Current mortgage rates by loan type
| Loan type | Average rate | Change vs. April | Change vs. May 2025 |
|---|---|---|---|
| 30-year fixed | 6.42% | -0.12% | -0.58% |
| 15-year fixed | 5.71% | -0.09% | -0.49% |
| 30-year FHA | 6.18% | -0.14% | -0.62% |
| 30-year VA | 5.96% | -0.10% | -0.55% |
| 5/1 ARM | 6.18% | -0.07% | -0.41% |
| 30-year jumbo | 6.49% | -0.11% | -0.51% |
What this means for homebuyers and refinancers
For active homebuyers, the calculus has shifted. A buyer purchasing a $400,000 home with 20% down at today's 6.42% would pay $2,005 monthly in principal and interest — about $150 less per month than they would have a year ago. That's $54,000 less in total interest over the life of the loan. For homeowners who bought between 2022 and 2024 at rates above 7%, refinancing now produces meaningful savings, but the payback period depends on closing costs. Borrowers should run the math: if your closing costs equal 2% of the loan and your rate drops by 0.75 percentage points, you'll typically break even in 24 to 30 months. Stay in the home longer than that, and the refi is worth it.
What to do about mortgage rates in May 2026
- Lock your rate at application if you're closing within 45 days — most lenders offer free 30-day locks.
- Compare offers from at least three lenders within a two-week window so the credit pulls count as one inquiry.
- Ask about lender credits if you have cash for closing costs but want to lower your effective rate.
- If you're shopping in a high-cost market, get pre-approved on a jumbo loan separately — rates and underwriting differ.
- Don't try to time the market for a 25-basis-point move. The home you find matters more than catching the perfect rate.
Frequently asked questions
Will mortgage rates drop below 6% in 2026?
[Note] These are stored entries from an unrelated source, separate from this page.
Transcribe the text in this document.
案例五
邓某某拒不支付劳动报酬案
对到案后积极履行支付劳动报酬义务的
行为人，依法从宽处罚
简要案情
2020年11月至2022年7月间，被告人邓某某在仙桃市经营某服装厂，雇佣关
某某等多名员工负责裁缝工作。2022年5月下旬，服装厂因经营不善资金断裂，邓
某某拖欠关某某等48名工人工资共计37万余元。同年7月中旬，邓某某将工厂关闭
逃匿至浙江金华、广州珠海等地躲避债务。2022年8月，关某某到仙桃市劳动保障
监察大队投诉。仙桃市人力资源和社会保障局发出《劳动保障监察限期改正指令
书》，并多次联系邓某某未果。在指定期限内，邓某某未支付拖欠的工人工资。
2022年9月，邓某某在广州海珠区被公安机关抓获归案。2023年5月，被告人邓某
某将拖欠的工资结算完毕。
Most major forecasters — including Fannie Mae, the Mortgage Bankers Association, and the National Association of Realtors — project the 30-year fixed will end 2026 between 6.0% and 6.3%. A drop below 6% would require either a recession-driven flight to Treasuries or two or more additional Fed cuts beyond what's currently priced in. Possible, but not the base case.
Should I wait to buy a home until rates fall further?
Waiting for lower rates only helps if home prices stay flat. Historically, rate drops trigger demand surges that push prices up faster than monthly payments fall. A 50-basis-point rate cut saves about $130 per month on a $400,000 loan; a 5% home price increase costs about $115 per month. If you find a home you can afford today, the rate is a smaller risk than missing the right property.
How does my credit score affect my mortgage rate in May 2026?
The gap between top-tier and bottom-tier credit pricing is roughly 90 basis points. A borrower with a 780 FICO score might lock at 6.25%, while a borrower with a 660 score on the same loan could see 7.15% or higher. Improving your score by even 20 points before you apply can change your rate quote materially. Disclaimer: rate availability also depends on loan-to-value ratio, debt-to-income ratio, and lender-specific overlays.
Are adjustable-rate mortgages a good idea in 2026?
ARMs make sense for buyers who plan to sell or refinance within the fixed period — typically 5, 7, or 10 years. Today's 5/1 ARM at 6.18% saves about $58 a month versus the 30-year fixed on a $400,000 loan. If you'll definitely move within five years, that's $3,500 in savings with no rate risk. Hold longer, and you face annual rate adjustments that could push your payment higher.
Disclaimer: This article is for informational purposes only and should not be considered financial advice. Tradingpedia does not provide personalized financial recommendations. Always consult a qualified advisor before making financial decisions.